Ничего страшного: Маленькая трилогия смерти
Шрифт:
Поехать в Семперит, фирму, которая будет существовать вечно, разумеется, в Трайскирхене, этим именем все сказано. В Трайскирхене все идет само по себе, чтобы только уйти оттуда. И вечно поют автомобильные шины, беспрерывно, да, и они тоже. Там никнет головой резинка, вместо того, чтобы быть натянутой на головку сильную и умную. Одинокий скиталец, где цветет твоя чудная роза и где скитаются твои друзья, пока не сгинут насовсем? Где тот край, в котором лицо твое исчезнет даже с открыток, о где же ты, край родимый мой? Прикажет он — послушна воля, свободная и невозмутимая, как и он сам, а может, отпущенная на свободу из ящика с кубиками, где вынуждены сидеть многие, объединенные одной целью.

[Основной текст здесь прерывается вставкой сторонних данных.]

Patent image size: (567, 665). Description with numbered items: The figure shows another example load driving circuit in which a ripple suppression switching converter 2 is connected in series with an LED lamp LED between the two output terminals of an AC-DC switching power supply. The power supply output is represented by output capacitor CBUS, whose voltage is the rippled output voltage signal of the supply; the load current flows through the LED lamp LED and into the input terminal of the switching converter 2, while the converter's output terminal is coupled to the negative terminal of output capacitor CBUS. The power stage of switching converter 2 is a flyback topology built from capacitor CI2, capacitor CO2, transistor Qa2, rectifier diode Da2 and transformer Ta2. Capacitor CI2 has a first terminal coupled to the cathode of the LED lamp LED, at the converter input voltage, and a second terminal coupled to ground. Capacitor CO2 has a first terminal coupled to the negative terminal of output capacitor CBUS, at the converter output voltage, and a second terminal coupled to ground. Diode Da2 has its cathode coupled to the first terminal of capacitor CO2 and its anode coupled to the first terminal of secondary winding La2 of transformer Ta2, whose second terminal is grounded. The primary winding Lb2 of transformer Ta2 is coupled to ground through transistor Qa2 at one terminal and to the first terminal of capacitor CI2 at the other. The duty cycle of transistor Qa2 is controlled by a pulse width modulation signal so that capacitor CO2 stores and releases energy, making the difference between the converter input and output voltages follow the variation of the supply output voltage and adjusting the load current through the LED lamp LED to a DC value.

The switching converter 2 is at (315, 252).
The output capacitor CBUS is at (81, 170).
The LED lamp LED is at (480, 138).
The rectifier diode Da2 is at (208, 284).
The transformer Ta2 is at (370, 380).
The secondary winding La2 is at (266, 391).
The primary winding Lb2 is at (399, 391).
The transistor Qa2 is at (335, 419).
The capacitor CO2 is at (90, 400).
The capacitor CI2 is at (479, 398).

Ну вот, снимочек и готов, но добряк
Как это понимать: «Мужик, ну и дерьмо же ты!»? Где приказ, и что я теперь должен делать? Искромсать ножницами это кромешное переживание? Зарыть в гальку? Утром пустить по ветру в последний раз? На каждом белом листочке написать «твое сердце — это мое сердце»? Лонели. Все. Внимание. Ну, хорошо. Я иду. Не успел я шагнуть, как ноги мои задрожали, они рады тронуться в путь, рад и я, нет, я исследую себя и вижу: себя самого я не хочу. Дорогой Вилли, в моем случае вы ошиблись, когда по вашей воле я свалился. Нельзя же, наверное, волевым усилием превратить себя в Вилли. Или надо по своей воле ощутить себя добавкой к собственной персоне и, возможно, сначала съесть ее, может быть, позднее перестанешь испытывать тягу к потоку приличных, образованных людей, в котором давно с нетерпением ожидаемые родственники, все до последнего, только выбиваются из сил и милые покойники мучают человека своими леденцовыми пальчиками. Так как они в последний момент снова и снова возвращаются, к ним уже протягивают руки. До них было уже так близко, почему же они не цепляются сильнее за все те сладкие штучки, которые проглотили? Они не хотят рассказать человеку, как там все устроено внизу, хотя скоро ведь это можно будет увидеть самому.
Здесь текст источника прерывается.